Globalement le film obtient dans
les agrégateurs de critiques cinématographiques anglophones, 87 % de jugements
favorables, avec un score moyen de 7,5⁄10 sur la base de 114 critiques
collectées sur le site Rotten Tomatoes. Sur le site Metacritic, il obtient un
score de 84⁄100, sur la base de 32 critiques collectées. Enfin, sur l'Internet
Movie Database, basé sur les votes du public, il obtient une note de 7,1⁄105.
Récompenses
Bien que le film ait été présenté
en compétition au Festival de Cannes 2008, il n'a pas obtenu de prix.
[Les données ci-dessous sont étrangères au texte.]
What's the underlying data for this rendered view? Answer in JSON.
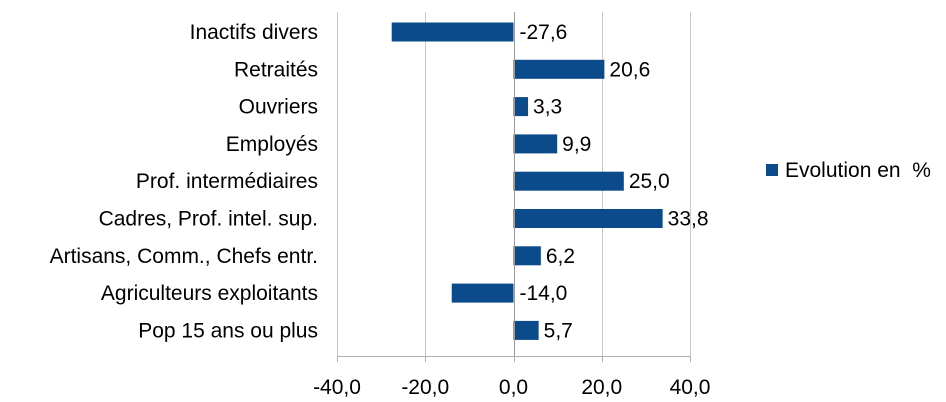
{
  "chart_data": {
    "type": "bar",
    "orientation": "horizontal",
    "categories": [
      "Inactifs divers",
      "Retraités",
      "Ouvriers",
      "Employés",
      "Prof. intermédiaires",
      "Cadres, Prof. intel. sup.",
      "Artisans, Comm., Chefs entr.",
      "Agriculteurs exploitants",
      "Pop 15 ans ou plus"
    ],
    "series": [
      {
        "name": "Evolution en  %",
        "values": [
          -27.6,
          20.6,
          3.3,
          9.9,
          25.0,
          33.8,
          6.2,
          -14.0,
          5.7
        ],
        "value_labels": [
          "-27,6",
          "20,6",
          "3,3",
          "9,9",
          "25,0",
          "33,8",
          "6,2",
          "-14,0",
          "5,7"
        ],
        "color": "#0b4a8b"
      }
    ],
    "xlim": [
      -40,
      40
    ],
    "xticks": [
      -40,
      -20,
      0,
      20,
      40
    ],
    "xtick_labels": [
      "-40,0",
      "-20,0",
      "0,0",
      "20,0",
      "40,0"
    ],
    "grid": "vertical",
    "legend_position": "right"
  }
}
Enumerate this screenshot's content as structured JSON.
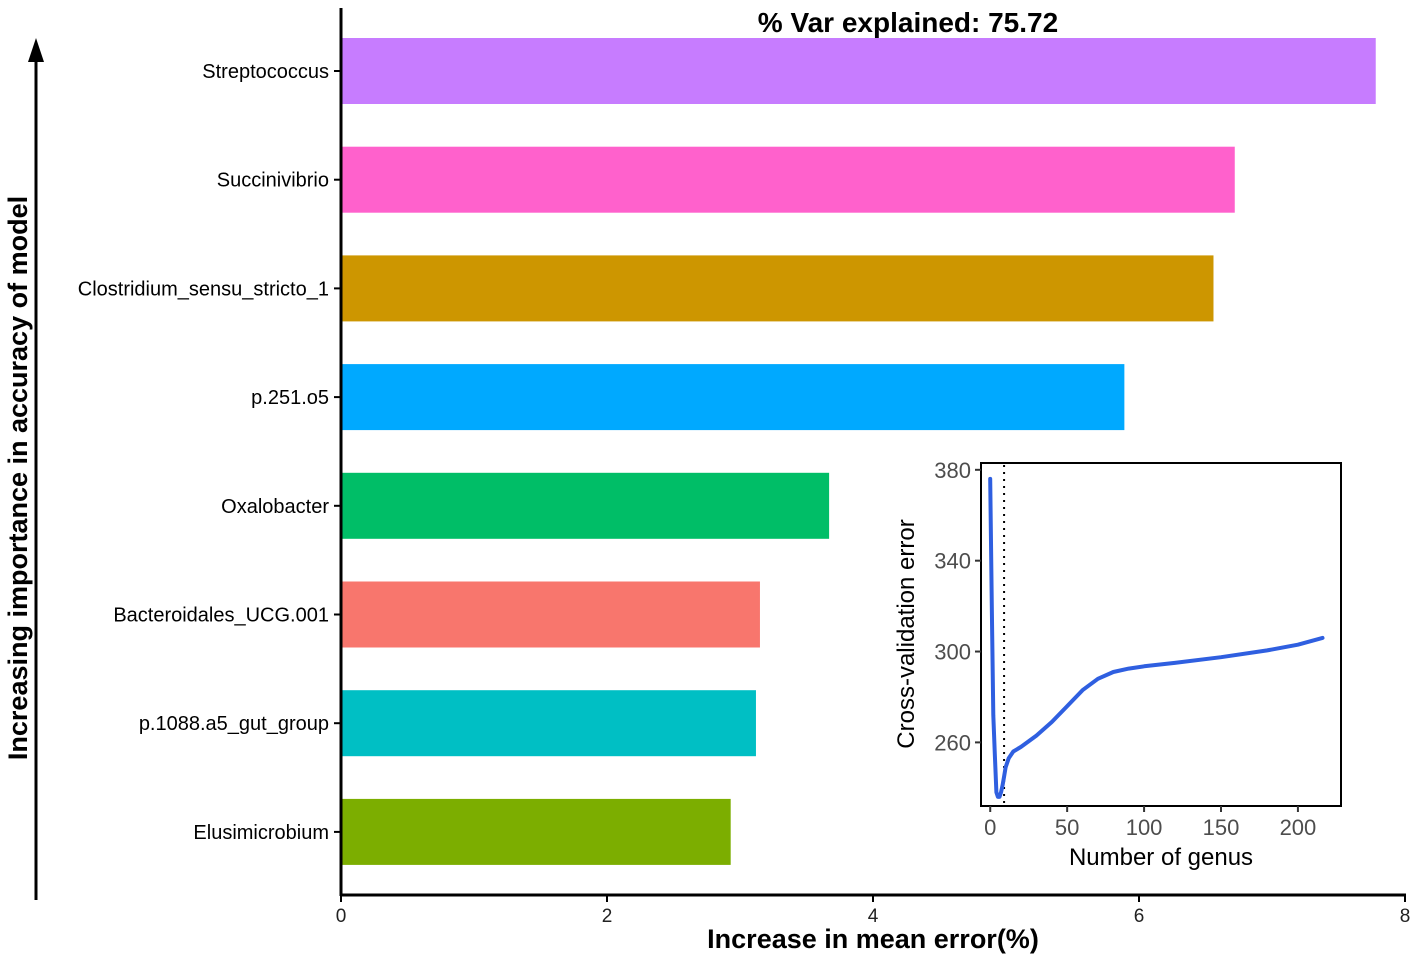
{
  "chart_data": [
    {
      "type": "bar",
      "orientation": "horizontal",
      "title": "% Var explained: 75.72",
      "xlabel": "Increase in mean error(%)",
      "ylabel": "Increasing importance in accuracy of model",
      "xlim": [
        0,
        8
      ],
      "xticks": [
        "0",
        "2",
        "4",
        "6",
        "8"
      ],
      "categories": [
        "Streptococcus",
        "Succinivibrio",
        "Clostridium_sensu_stricto_1",
        "p.251.o5",
        "Oxalobacter",
        "Bacteroidales_UCG.001",
        "p.1088.a5_gut_group",
        "Elusimicrobium"
      ],
      "values": [
        7.78,
        6.72,
        6.56,
        5.89,
        3.67,
        3.15,
        3.12,
        2.93
      ],
      "colors": [
        "#C77CFF",
        "#FF61CC",
        "#CD9600",
        "#00A9FF",
        "#00BE67",
        "#F8766D",
        "#00BFC4",
        "#7CAE00"
      ]
    },
    {
      "type": "line",
      "title": "",
      "xlabel": "Number of genus",
      "ylabel": "Cross-validation error",
      "xlim": [
        -6,
        228
      ],
      "ylim": [
        232,
        383
      ],
      "xticks": [
        "0",
        "50",
        "100",
        "150",
        "200"
      ],
      "yticks": [
        "260",
        "300",
        "340",
        "380"
      ],
      "color": "#2F5FE0",
      "vline_x": 9,
      "x": [
        0,
        1,
        2,
        3,
        4,
        5,
        6,
        7,
        8,
        9,
        10,
        12,
        15,
        20,
        30,
        40,
        50,
        60,
        70,
        80,
        90,
        100,
        120,
        150,
        180,
        200,
        216
      ],
      "y": [
        376,
        320,
        272,
        255,
        238,
        236,
        236,
        238,
        241,
        245,
        249,
        253,
        256,
        258,
        263,
        269,
        276,
        283,
        288,
        291,
        292.5,
        293.5,
        295,
        297.5,
        300.5,
        303,
        306
      ]
    }
  ]
}
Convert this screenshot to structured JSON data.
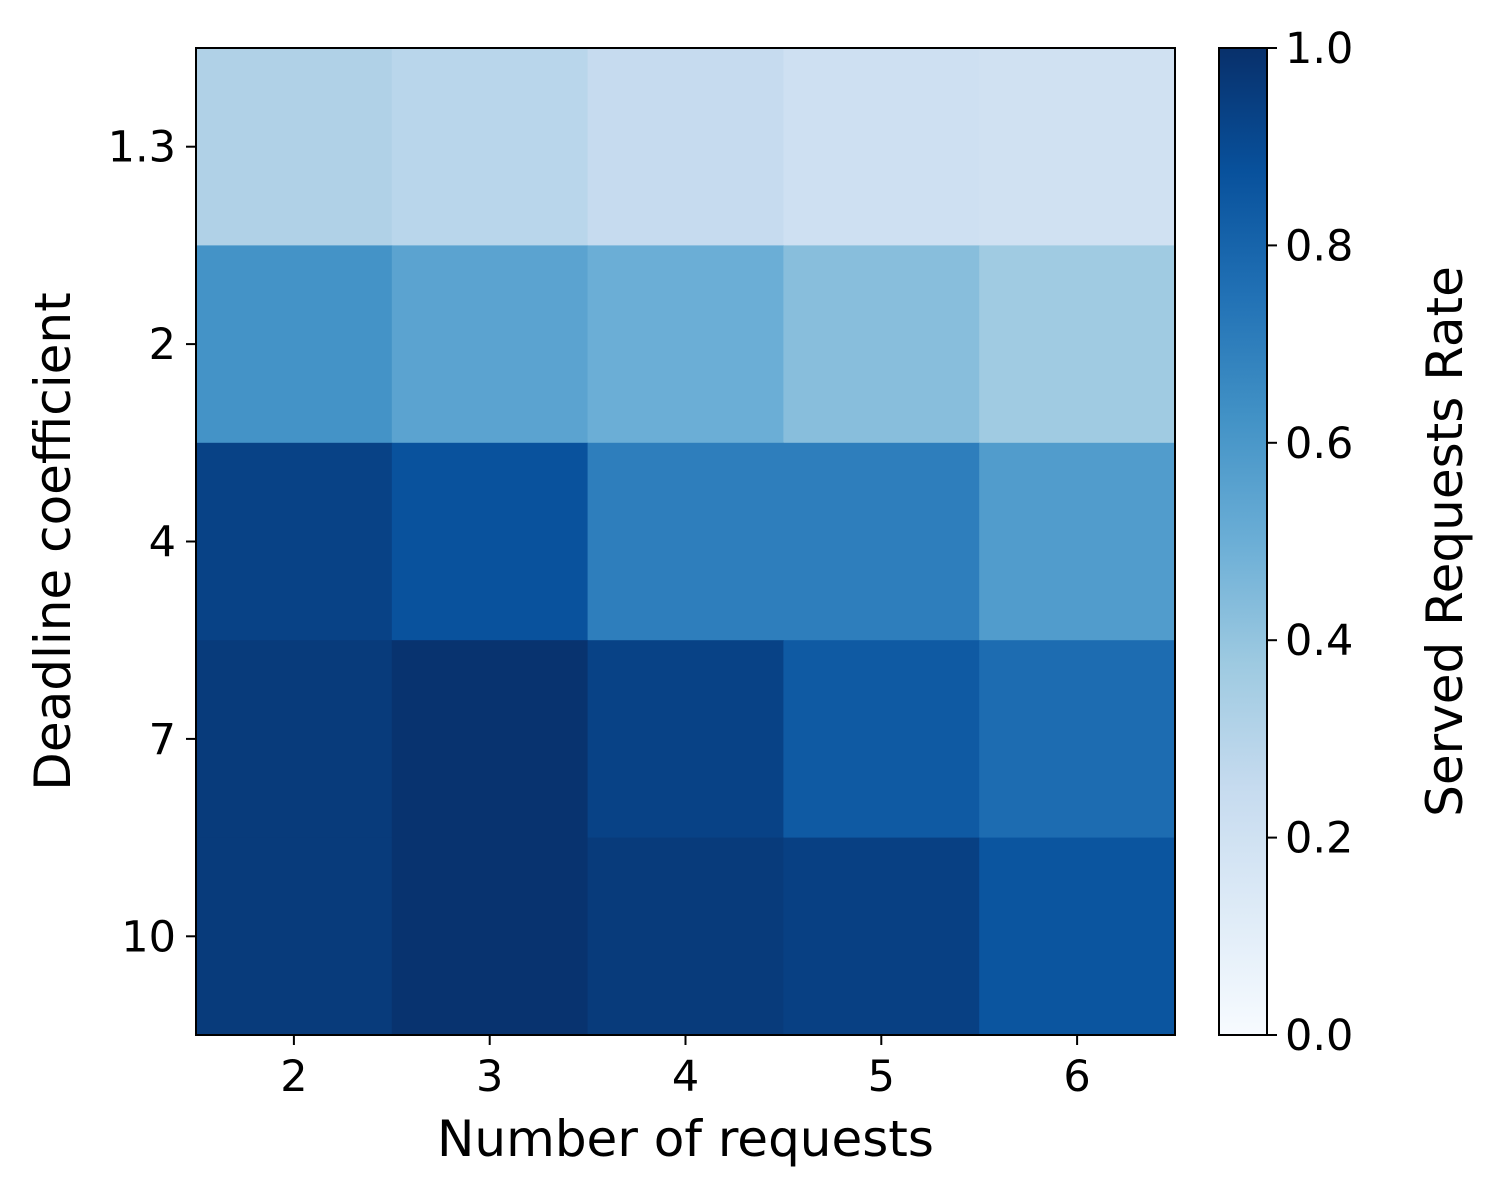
{
  "chart_data": {
    "type": "heatmap",
    "title": "",
    "xlabel": "Number of requests",
    "ylabel": "Deadline coefficient",
    "x_categories": [
      "2",
      "3",
      "4",
      "5",
      "6"
    ],
    "y_categories": [
      "1.3",
      "2",
      "4",
      "7",
      "10"
    ],
    "values": [
      [
        0.32,
        0.29,
        0.25,
        0.21,
        0.2
      ],
      [
        0.62,
        0.55,
        0.5,
        0.43,
        0.37
      ],
      [
        0.93,
        0.87,
        0.7,
        0.7,
        0.58
      ],
      [
        0.96,
        0.99,
        0.93,
        0.84,
        0.77
      ],
      [
        0.96,
        0.99,
        0.96,
        0.94,
        0.86
      ]
    ],
    "colormap": "Blues",
    "colorbar": {
      "label": "Served Requests Rate",
      "range": [
        0.0,
        1.0
      ],
      "ticks": [
        "0.0",
        "0.2",
        "0.4",
        "0.6",
        "0.8",
        "1.0"
      ]
    },
    "grid": false,
    "legend": "colorbar-right"
  }
}
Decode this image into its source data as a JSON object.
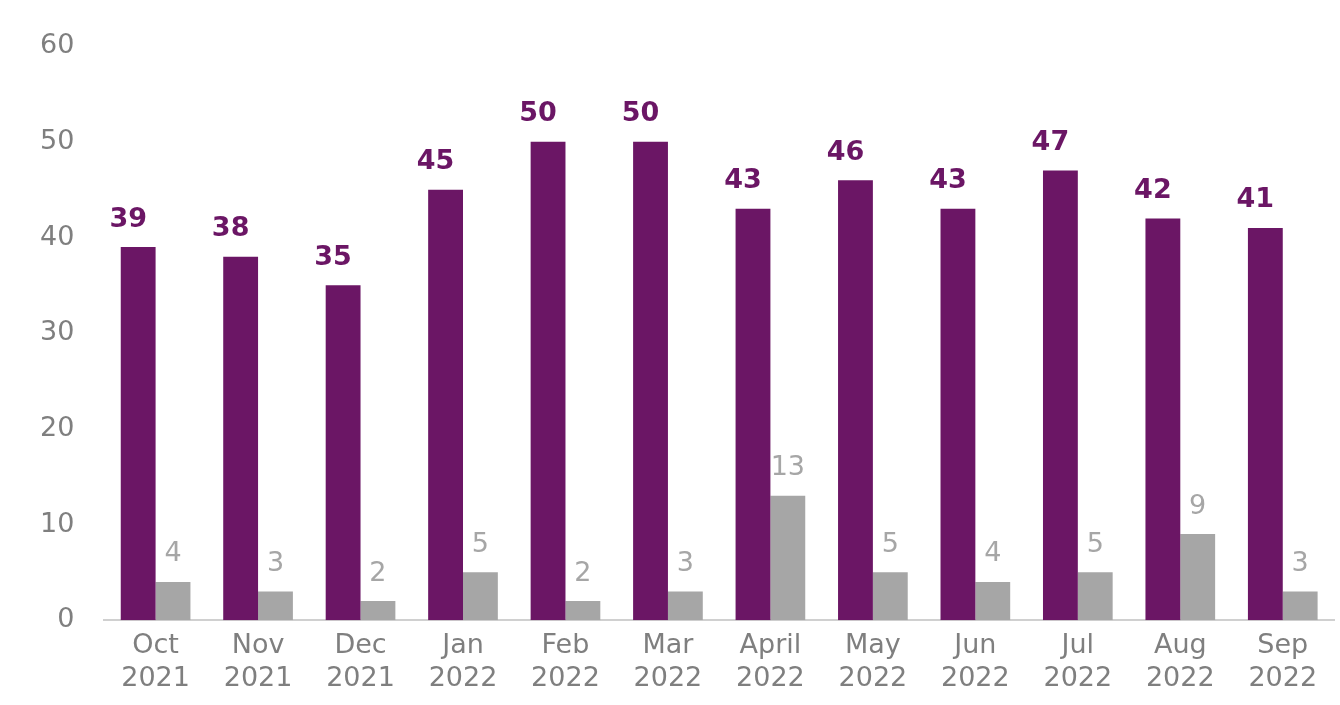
{
  "chart_data": {
    "type": "bar",
    "categories": [
      "Oct 2021",
      "Nov 2021",
      "Dec 2021",
      "Jan 2022",
      "Feb 2022",
      "Mar 2022",
      "April 2022",
      "May 2022",
      "Jun 2022",
      "Jul 2022",
      "Aug 2022",
      "Sep 2022"
    ],
    "series": [
      {
        "color": "#6b1665",
        "values": [
          39,
          38,
          35,
          45,
          50,
          50,
          43,
          46,
          43,
          47,
          42,
          41
        ]
      },
      {
        "color": "#a6a6a6",
        "values": [
          4,
          3,
          2,
          5,
          2,
          3,
          13,
          5,
          4,
          5,
          9,
          3
        ]
      }
    ],
    "ylim": [
      0,
      60
    ],
    "yticks": [
      0,
      10,
      20,
      30,
      40,
      50,
      60
    ],
    "grid": false,
    "legend": false,
    "data_labels": true
  }
}
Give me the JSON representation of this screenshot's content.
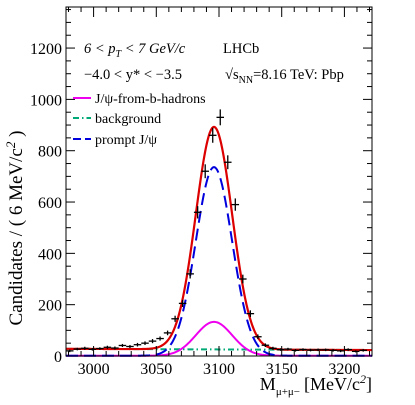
{
  "chart_data": {
    "type": "line",
    "title": "",
    "xlabel": "M",
    "xlabel_sub": "μ+μ−",
    "xlabel_unit": "[MeV/c",
    "xlabel_unit_sup": "2",
    "xlabel_unit_end": "]",
    "ylabel": "Candidates / ( 6 MeV/c",
    "ylabel_sup": "2",
    "ylabel_end": " )",
    "xlim": [
      2978,
      3222
    ],
    "ylim": [
      0,
      1360
    ],
    "xticks": [
      3000,
      3050,
      3100,
      3150,
      3200
    ],
    "yticks": [
      0,
      200,
      400,
      600,
      800,
      1000,
      1200
    ],
    "annotations": {
      "pt_prefix": "6 < p",
      "pt_sub": "T",
      "pt_suffix": " < 7 GeV/c",
      "y_range": "−4.0 < y* < −3.5",
      "experiment": "LHCb",
      "energy_prefix": "√s",
      "energy_sub": "NN",
      "energy_suffix": "=8.16 TeV: Pbp"
    },
    "legend_position": "top-left",
    "series": [
      {
        "name": "J/ψ-from-b-hadrons",
        "color": "#ee00ee",
        "style": "solid",
        "role": "from_b"
      },
      {
        "name": "background",
        "color": "#00aa77",
        "style": "dashdot",
        "role": "background"
      },
      {
        "name": "prompt J/ψ",
        "color": "#0000dd",
        "style": "dashed",
        "role": "prompt"
      },
      {
        "name": "",
        "color": "#dd0000",
        "style": "solid",
        "role": "total"
      }
    ],
    "model": {
      "mean": 3096,
      "sigma": 14.5,
      "prompt_peak": 735,
      "fromb_peak": 132,
      "bkg_level": 28,
      "bkg_slope": -0.02
    },
    "points": [
      {
        "x": 2981,
        "y": 20,
        "err": 5
      },
      {
        "x": 2987,
        "y": 27,
        "err": 5
      },
      {
        "x": 2993,
        "y": 30,
        "err": 6
      },
      {
        "x": 2999,
        "y": 26,
        "err": 5
      },
      {
        "x": 3005,
        "y": 29,
        "err": 5
      },
      {
        "x": 3011,
        "y": 34,
        "err": 6
      },
      {
        "x": 3017,
        "y": 31,
        "err": 6
      },
      {
        "x": 3023,
        "y": 41,
        "err": 6
      },
      {
        "x": 3029,
        "y": 37,
        "err": 6
      },
      {
        "x": 3035,
        "y": 44,
        "err": 7
      },
      {
        "x": 3041,
        "y": 50,
        "err": 7
      },
      {
        "x": 3047,
        "y": 58,
        "err": 8
      },
      {
        "x": 3053,
        "y": 68,
        "err": 8
      },
      {
        "x": 3059,
        "y": 90,
        "err": 9
      },
      {
        "x": 3065,
        "y": 145,
        "err": 12
      },
      {
        "x": 3071,
        "y": 205,
        "err": 14
      },
      {
        "x": 3077,
        "y": 320,
        "err": 18
      },
      {
        "x": 3083,
        "y": 560,
        "err": 24
      },
      {
        "x": 3089,
        "y": 720,
        "err": 27
      },
      {
        "x": 3095,
        "y": 860,
        "err": 29
      },
      {
        "x": 3101,
        "y": 930,
        "err": 31
      },
      {
        "x": 3107,
        "y": 755,
        "err": 27
      },
      {
        "x": 3113,
        "y": 590,
        "err": 24
      },
      {
        "x": 3119,
        "y": 300,
        "err": 17
      },
      {
        "x": 3125,
        "y": 165,
        "err": 13
      },
      {
        "x": 3131,
        "y": 75,
        "err": 9
      },
      {
        "x": 3137,
        "y": 42,
        "err": 7
      },
      {
        "x": 3143,
        "y": 30,
        "err": 6
      },
      {
        "x": 3149,
        "y": 25,
        "err": 5
      },
      {
        "x": 3155,
        "y": 27,
        "err": 5
      },
      {
        "x": 3161,
        "y": 22,
        "err": 5
      },
      {
        "x": 3167,
        "y": 25,
        "err": 5
      },
      {
        "x": 3173,
        "y": 23,
        "err": 5
      },
      {
        "x": 3179,
        "y": 24,
        "err": 5
      },
      {
        "x": 3185,
        "y": 24,
        "err": 5
      },
      {
        "x": 3191,
        "y": 22,
        "err": 5
      },
      {
        "x": 3197,
        "y": 20,
        "err": 5
      },
      {
        "x": 3203,
        "y": 25,
        "err": 5
      },
      {
        "x": 3209,
        "y": 18,
        "err": 4
      },
      {
        "x": 3215,
        "y": 22,
        "err": 5
      }
    ]
  }
}
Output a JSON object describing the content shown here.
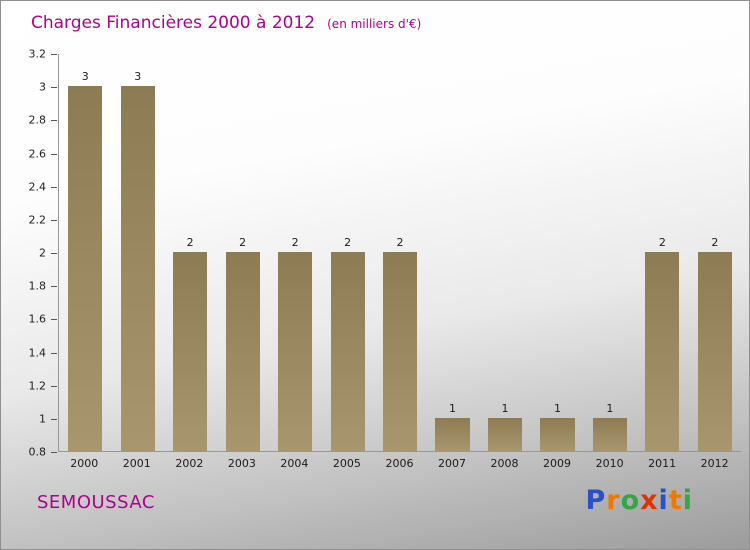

A titre
personnel Catherine Deneuve a
obtenu le Prix du 61ème
Festival de Cannes pour l'ensemble de sa carrière (conjointement avec Clint Eastwood) : lors de la remise du
prix, elle a remercié spécifiquement Arnaud
Desplechin et a salué ses partenaires dans le film Un conte de Noël, en
particulier Mathieu Amalric et Jean-Paul Roussillon.
Les critiques
- Les critiques de la presse
(4,4/5)
Globalement, le film a été
encensé par les critiques professionnels, de "Charlie Hebdo" (« Fascinante
est la virtuosité, l'élégance surtout, avec laquelle Depleschin orchestre cette
tragédie légère, fausse sarabande bergmanienne (...) ") au Journal du Dimanche
( "Un grand film plein d'humour et de drames, foisonnant de personnages et
portés par des acteurs et des dialogues étourdissants"), en passant par Le
Figaro ("Un désordre puissant, ironique, affectueux, porté par des
comédiens formidables"). Les critiques négatives se comptent sur les
doigts de la main : Paris-Match ("Le film nécessite un temps de
chauffe...", 20 minutes (" le film souffre des défauts de ses
qualités car l'ensemble se révèle artificiel comme un tantinet poseur."),
le plus méchant étant Chronic'Art : "Monstrueusement volontariste,
scolaire, salonnard (...), un monstre cinématographique de froideur, d'ennui,
d'esbroufe, de tristesse rance."
- les critiques des spectateurs
sont nettement moins positives (3,2/5) :
"Une
réalisation finalement assez académique..." Certains n'y allant pas
avec le dos de la cuillère : "Un
film ennuyeux à mourir, une autre excellente démonstration de masturbation
intellectuelle et de snobisme cinématographique agaçant. Je le déconseille
vivement" ou, avec une analyse plus subtile qui montre un fin
connaisseur du cinéma : "L'allongement
de l'exposition, bien que particulièrement gênante, n'est cependant pas dénuée
d'intérêt et permet d'installer le spectateur, de le mettre réellement au cœur
de cette famille. La réalisation et les plans d’Arnaud Desplechin, bien que
très intéressants, paraissent extrêmement académiques. Ces derniers manquent un
peu de style et de personnalité, sans aller jusqu'au plat total. Car en effet,
les idées sont présentes et tout de même appliqués, avec plus ou moins de
réussite. Au final, on déplore devant Un conte de Noël, film français assez
intéressant, des lacunes dans le rythme et un manque de personnalité."
Ma critique sera encore plus sévère :
Je rejoins assez bien la critique
de Chronic'Art dont je retiens les termes "ennui, tristesse rance".
Si je ne dénie pas à ce film tout intérêt (Catherine Deneuve est, comme (presque) toujours parfaite (c'est à dire qu'elle est Catherine Deneuve !), le scénario m’a paru horriblement alambiqué, confus, les
situations tordues, les dialogues insupportablement poseurs (mais chapeau bas aux
acteurs qui ont eu à les dire, en particulier à Mathieu Amalric qui a dû passer des nuits blanches à les retenir),
le côté artificiel de tout cela m'a trop rappelé d'autres films français que
j'ai détestés pour leur côté pédant et bavard, leur nombrilisme et, en fin de
compte, le terrible ennui qu'ils dégagent. Pourtant, le cinéma français est tout
à fait capable, quand il reste simple et sincère, et ne cherche pas à nous
"prendre la tête", d'être bon, voire excellent : en témoignent les
quelques (trop) rares films que j'ai récemment vus et cités dans ce blog mais,
il est vrai, qui n’ont pas la prétention d'être des « films d’auteur ».